3) In the future, I am optimistic about the continued release of Trepri globally and domestically, and the marketing progress and clinical progress of other products. Trepri is expected to be approved in the EU within this year, and domestic sales will continue to increase. Another room for increasing revenue of treprel is the development of concomitant use with other products and subcutaneous injections. Trepri subcutaneous injections have entered phase III clinical registration, and the use of BTLA monoclonal antibodies in combination with Treep for refractory ES-SCLC and refractory classic Hodgkin lymphoma (cL) has entered key clinical phase III; PCSK9 monoclonal antibodies are expected to be approved for marketing this year. IL-17A inhibitors are expected to be marketed in 2025-2026. In the early stages of the pipeline, the company will continue to focus on products such as Claudin18.2ADC drugs, PI3K-α oral small molecule inhibitors, CD20/CD3 bispecific antibodies, PD-1/VEGF bispecific antibodies, and anti-DKK1 monoclonal antibodies. In the exploration process, in addition to closely tracking clinical data on relevant indications, the company will also focus on unmet clinical needs and push more advantageous products and indications into the registration clinical trial stage as soon as possible.
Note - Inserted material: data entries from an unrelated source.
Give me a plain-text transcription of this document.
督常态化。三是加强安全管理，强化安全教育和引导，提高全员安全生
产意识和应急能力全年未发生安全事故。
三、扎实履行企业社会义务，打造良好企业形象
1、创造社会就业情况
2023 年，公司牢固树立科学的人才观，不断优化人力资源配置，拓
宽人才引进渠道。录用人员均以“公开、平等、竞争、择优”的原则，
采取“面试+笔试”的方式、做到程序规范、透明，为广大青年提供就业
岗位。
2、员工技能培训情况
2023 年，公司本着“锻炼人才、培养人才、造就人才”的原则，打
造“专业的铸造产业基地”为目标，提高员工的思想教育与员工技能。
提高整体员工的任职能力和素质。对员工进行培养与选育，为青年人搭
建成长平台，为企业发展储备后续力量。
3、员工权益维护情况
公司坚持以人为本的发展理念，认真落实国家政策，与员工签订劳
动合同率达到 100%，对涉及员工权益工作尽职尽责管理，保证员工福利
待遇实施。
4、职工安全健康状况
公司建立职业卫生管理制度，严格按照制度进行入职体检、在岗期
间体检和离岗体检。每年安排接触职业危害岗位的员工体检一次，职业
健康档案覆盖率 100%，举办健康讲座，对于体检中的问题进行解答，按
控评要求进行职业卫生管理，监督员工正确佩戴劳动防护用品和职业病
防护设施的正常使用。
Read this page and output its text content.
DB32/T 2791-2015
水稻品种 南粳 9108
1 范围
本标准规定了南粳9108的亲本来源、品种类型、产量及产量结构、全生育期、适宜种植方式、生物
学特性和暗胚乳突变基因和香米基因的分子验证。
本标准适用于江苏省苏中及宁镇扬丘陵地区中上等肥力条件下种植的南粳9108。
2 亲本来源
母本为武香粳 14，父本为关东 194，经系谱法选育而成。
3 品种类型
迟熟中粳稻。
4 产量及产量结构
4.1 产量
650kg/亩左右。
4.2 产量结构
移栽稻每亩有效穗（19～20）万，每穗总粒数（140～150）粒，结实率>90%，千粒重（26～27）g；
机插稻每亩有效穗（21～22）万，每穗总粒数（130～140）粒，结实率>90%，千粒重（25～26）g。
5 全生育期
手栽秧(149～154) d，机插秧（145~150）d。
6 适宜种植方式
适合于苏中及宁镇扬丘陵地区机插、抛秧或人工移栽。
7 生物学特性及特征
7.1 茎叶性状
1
Profit forecast: We expect the company's revenue for 2024-2026 to be 1.7, 3.2, and 4.25 billion yuan, respectively, with year-on-year growth rates of 13.14%, 88.24%, and 32.81%, respectively, and net profit to mother of -1.842, 0.041, and 0.805 billion yuan, respectively. The year-on-year growth rates are 19.34%, 102.21%, and 1880.69%, respectively, maintaining the “Highly Recommended” rating.
Risk warning: risk of clinical failure, risk of increased competition, risk of product sales falling short of expectations, policy risk.